Foam flood experiments were conducted in a 2D idealized micromodel with an average pore size of 60 µm and total dimensions of 60mm x 0.8mm x 5um. Firstly the mechanism of foam generation and flow in a porous media was observed. Secondly, the different stages of coarsening was investigated, by analysis of the increased average bubble size and the quantification of the characteristic times for the evolution of the numbers of bubbles. Thirdly, coarsening experiments were conducted in a core, to test the hypothesis that a additional pressure would be required to reactivate flow after coarsening.
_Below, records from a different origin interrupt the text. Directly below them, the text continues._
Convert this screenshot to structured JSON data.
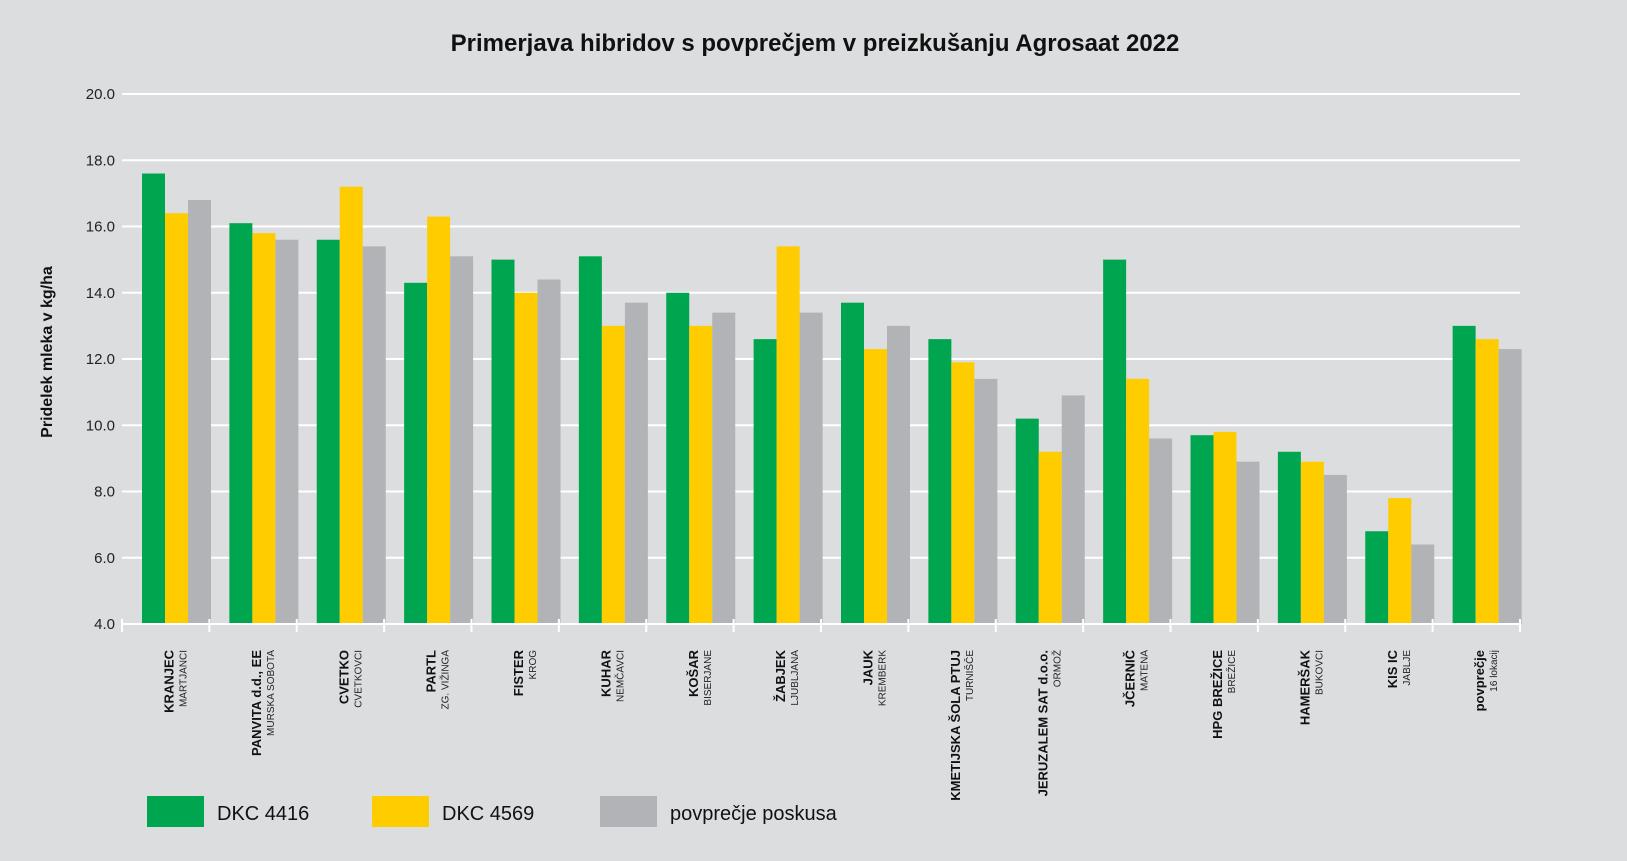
{
  "chart_data": {
    "type": "bar",
    "title": "Primerjava hibridov s povprečjem v preizkušanju Agrosaat 2022",
    "ylabel": "Pridelek mleka v kg/ha",
    "xlabel": "",
    "ylim": [
      4.0,
      20.0
    ],
    "yticks": [
      "4.0",
      "6.0",
      "8.0",
      "10.0",
      "12.0",
      "14.0",
      "16.0",
      "18.0",
      "20.0"
    ],
    "grid": true,
    "legend": "bottom-left",
    "categories": [
      {
        "name": "KRANJEC",
        "sub": "MARTJANCI"
      },
      {
        "name": "PANVITA d.d., EE",
        "sub": "MURSKA SOBOTA"
      },
      {
        "name": "CVETKO",
        "sub": "CVETKOVCI"
      },
      {
        "name": "PARTL",
        "sub": "ZG. VIŽINGA"
      },
      {
        "name": "FISTER",
        "sub": "KROG"
      },
      {
        "name": "KUHAR",
        "sub": "NEMČAVCI"
      },
      {
        "name": "KOŠAR",
        "sub": "BISERJANE"
      },
      {
        "name": "ŽABJEK",
        "sub": "LJUBLJANA"
      },
      {
        "name": "JAUK",
        "sub": "KREMBERK"
      },
      {
        "name": "KMETIJSKA ŠOLA PTUJ",
        "sub": "TURNIŠČE"
      },
      {
        "name": "JERUZALEM SAT d.o.o.",
        "sub": "ORMOŽ"
      },
      {
        "name": "JČERNIČ",
        "sub": "MATENA"
      },
      {
        "name": "HPG BREŽICE",
        "sub": "BREŽICE"
      },
      {
        "name": "HAMERŠAK",
        "sub": "BUKOVCI"
      },
      {
        "name": "KIS IC",
        "sub": "JABLJE"
      },
      {
        "name": "povprečje",
        "sub": "16 lokacij"
      }
    ],
    "series": [
      {
        "name": "DKC 4416",
        "color": "#00a64f",
        "values": [
          17.6,
          16.1,
          15.6,
          14.3,
          15.0,
          15.1,
          14.0,
          12.6,
          13.7,
          12.6,
          10.2,
          15.0,
          9.7,
          9.2,
          6.8,
          13.0
        ]
      },
      {
        "name": "DKC 4569",
        "color": "#ffcc00",
        "values": [
          16.4,
          15.8,
          17.2,
          16.3,
          14.0,
          13.0,
          13.0,
          15.4,
          12.3,
          11.9,
          9.2,
          11.4,
          9.8,
          8.9,
          7.8,
          12.6
        ]
      },
      {
        "name": "povprečje poskusa",
        "color": "#b1b3b6",
        "values": [
          16.8,
          15.6,
          15.4,
          15.1,
          14.4,
          13.7,
          13.4,
          13.4,
          13.0,
          11.4,
          10.9,
          9.6,
          8.9,
          8.5,
          6.4,
          12.3
        ]
      }
    ]
  }
}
Fourtly, foam quality scans were made at steady state conditions to measure the pressure drop and the apparent viscosities for different solution concentrations of Alpha Olefin Sulfonate (AOS 14-16).
The characteristic time for a foam to coarsen is found to be approximately 4 minutes, while bubbles with a size around 40 um disappear in under 1 minute. Coarsening in a porous media is limited to the pore size, the bubbles and lamellae gain a stable, minimum energy position in the pore throats. Coarsening observed during foam flow caused a conversion of plug foam flow into preferential flow paths. Results show trapped gas fractions ranging from 64% to 11% for velocities from 0.05 m/s to 0.4 m/s and the fraction of trapped gas as function of increasing foam quality ranged from 21% down to 6%. Apparent viscosities found were low but in line with the apparent viscosities obtained in core flood experiments. Fg* seperating two foam regimes of 0.65, 0.44 and 0.4 were observed for three different AOS concentrations of 0.1wt%, 0.05wt% and 0.01wt% respectively in the micromodel.
Furthermore, with the required alterations made, the microfluidic device provides great information on foam flow in a 2D porous media and holds great potential for further research.